Suzuki reveals his interpretative antecedents in a boisterous, almost outrageously flamboyant account of the G major Prelude & Fugue, and in some impertinent little twists, turns and ornamental excesses scattered liberally around the programme – much in the manner of Ton Koopman. But he is very much his own man in his often heart-stopping rhythmic freedom and his tendency to skip over certain figurations which, in the hands of other players, are given more weight and substance.
The programme is neatly planned as a palindrome with the big set of Chorale Variations on “Sei gegrüßet” as the central pillar and a couple of Vivaldi Concerto transcriptions, chorale preludes and major-key Preludes & Fugues providing the frame. I find the Vivaldi arrangements a little too wayward in Suzuki’s hands to be totally convincing, but I relish the great verve and spirit he brings to the Preludes & Fugues and I adore the tranquillity which exudes from the chorale preludes.

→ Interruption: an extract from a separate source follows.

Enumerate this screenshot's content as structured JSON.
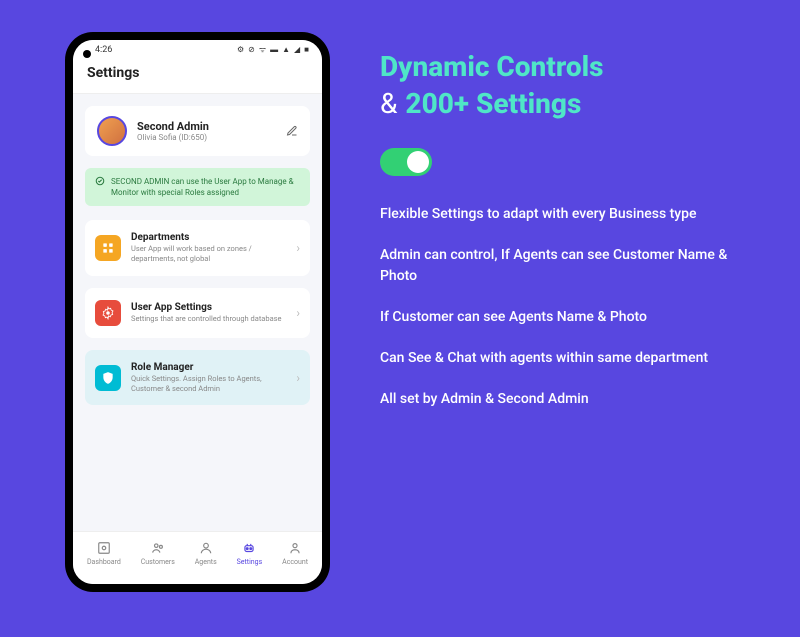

The recording in the strangely hollow acoustic of the Shoin Chapel is full bodied and gives a certain robustness to the organ’s sour temperament. These are not performances which put Bach’s music on a pedestal nor would one hold them up as pinnacles of interpretative significance, but the life, vitality, affection and fun Suzuki brings to them will ensure they have a lasting place in the annals of Bach organ recordings.